Birding by Boat Join award winning ornithologist, Daryl Christensen, on the banks of the famous Fox River and Lake Puckaway for a personally guided day of birding by boat.
Expect to see 50-100 or more species of birds depending on season and migration in un-spoiled Marquette County, Wisconsin as you travel some of the same routes taken by famous explorers Fr. Marquette, Schoolcraft and naturalist, John Muir, himself.
Expect to see and hear up close and personal: herons and egrets; sandhill cranes, waterfowl; pelicans; terns and gulls; rails, bitterns, shorebirds, raptors such as eagles and ospreys; purple martins and other swallows; marsh birds such as sedge and marsh wrens, swamp sparrows, yellow-headed blackbirds and more. During spring migration the trees along the riverbank are literally dripping with warblers and other passerines.
Past rare sightings include: Arctic tern, willet, white-faced ibis, peregrine, scoters, ruddy turnstones, pomarine jaeger, cattle egret and more.
Tours include a close-up view of habitats that are impossible to get to on foot, some of them unchanged since the Ice Age.
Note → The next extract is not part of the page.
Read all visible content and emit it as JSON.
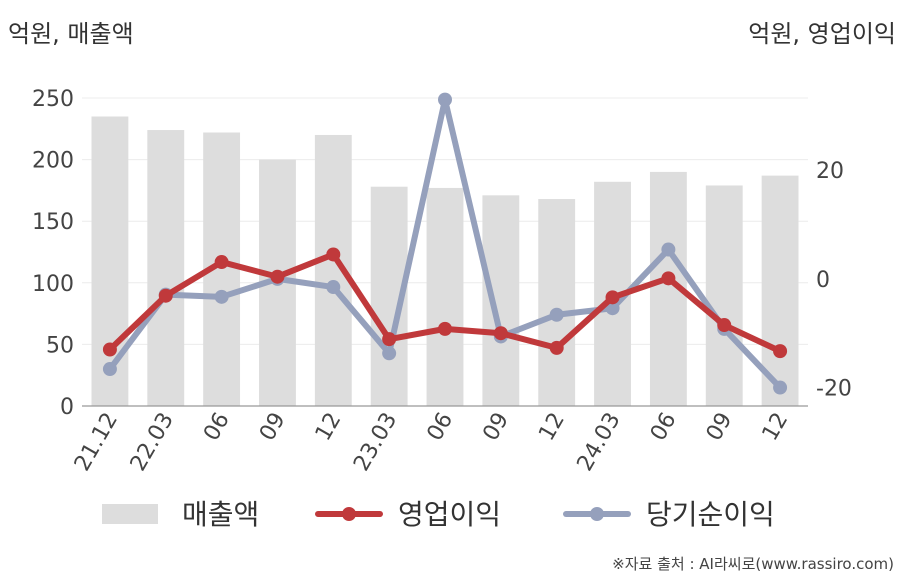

Enjoy birding in a quiet atmosphere away from crowds and road traffic in a comfortable, stable boat.
What to bring: Your lunch, binoculars, spotting scope and camera. (photo ops are everywhere), clothing to match the weather. We supply life vests and 50 years of experience on the lakes, rivers and marshes.
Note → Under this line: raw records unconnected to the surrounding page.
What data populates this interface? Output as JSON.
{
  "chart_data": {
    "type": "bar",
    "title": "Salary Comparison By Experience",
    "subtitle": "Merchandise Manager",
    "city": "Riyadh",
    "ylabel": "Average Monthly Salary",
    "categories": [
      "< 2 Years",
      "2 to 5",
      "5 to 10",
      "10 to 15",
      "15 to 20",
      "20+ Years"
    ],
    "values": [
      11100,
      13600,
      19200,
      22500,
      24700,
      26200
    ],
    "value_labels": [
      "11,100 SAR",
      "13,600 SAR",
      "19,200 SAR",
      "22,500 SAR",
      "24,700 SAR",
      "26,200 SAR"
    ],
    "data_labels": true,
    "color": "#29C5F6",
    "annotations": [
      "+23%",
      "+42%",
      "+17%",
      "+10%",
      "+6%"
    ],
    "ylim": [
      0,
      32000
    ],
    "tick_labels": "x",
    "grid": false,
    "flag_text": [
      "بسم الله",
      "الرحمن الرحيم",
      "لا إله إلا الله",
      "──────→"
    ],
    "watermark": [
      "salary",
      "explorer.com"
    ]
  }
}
Tours are limited to only 1-3 people per day. Cost is $125 for one person, $150 for two and $180 for three. Prices include transportation from Montello to birding sites, launch fees and boat fuel for the day.
Birding by Land Visit restored prairies, a rare restored oak savannah, pristine sedge-meadows, floating bogs and other wetlands, national and state wildlife refuges, Ennis Lake in the John Muir Park, Lake Puckaway and the upper Fox River. Learn the songs, calls and many behaviors of the birds. See other wildlife and learn to read the signs of wild creatures in their natural habitats.
Depending upon season and weather, the probable number of species you will record is between 100 and 150! Very likely you will be able to see and hear Common Loons (in May only), grebes, Double-crested Cormorant and Great Blue Heron nesting colonies, Least and American Bitterns, waterfowl, Turkey Vultures, endangered Red-shouldered Hawks and other raptors, nesting Bald Eagles and Osprey, Wild Turkey, Northern Bobwhite, Yellow Rails, Virginia Rails and Soras, Common Moorhens, nesting Sandhill Cranes, shorebirds, the courtship rituals of American Woodcock (skydancing) and Common Snipe (winnowing), Common Terns, endangered Forster's Terns and Black Tern colonies, owls, Whippoor-whills, Ruby-throated Hummingbirds, Pileated and Red-headed Woodpeckers, eight nesting Wisconsin flycatcher species (including Alder, Willow, Acadian, Least and E. Wood-Pewee); all six Wisconsin swallow species, Marsh and Sedge Wren colonies, Blue-gray Gnatcatchers, Eastern Bluebirds and three other thrushes, three vireos, nesting Blue-winged, Black-and-white and Yellow Warblers, nesting American Redstarts and Ovenbirds, up to twenty spring and fall migrant warblers, Scarlet Tanagers, Indigo Buntings, Dickcissels (June and July), LeConte's and Henslow's Sparrows, five grassland sparrows, Bobolink colonies, Eastern and Western Meadowlarks, Yellow-headed Blackbirds, orioles and many others.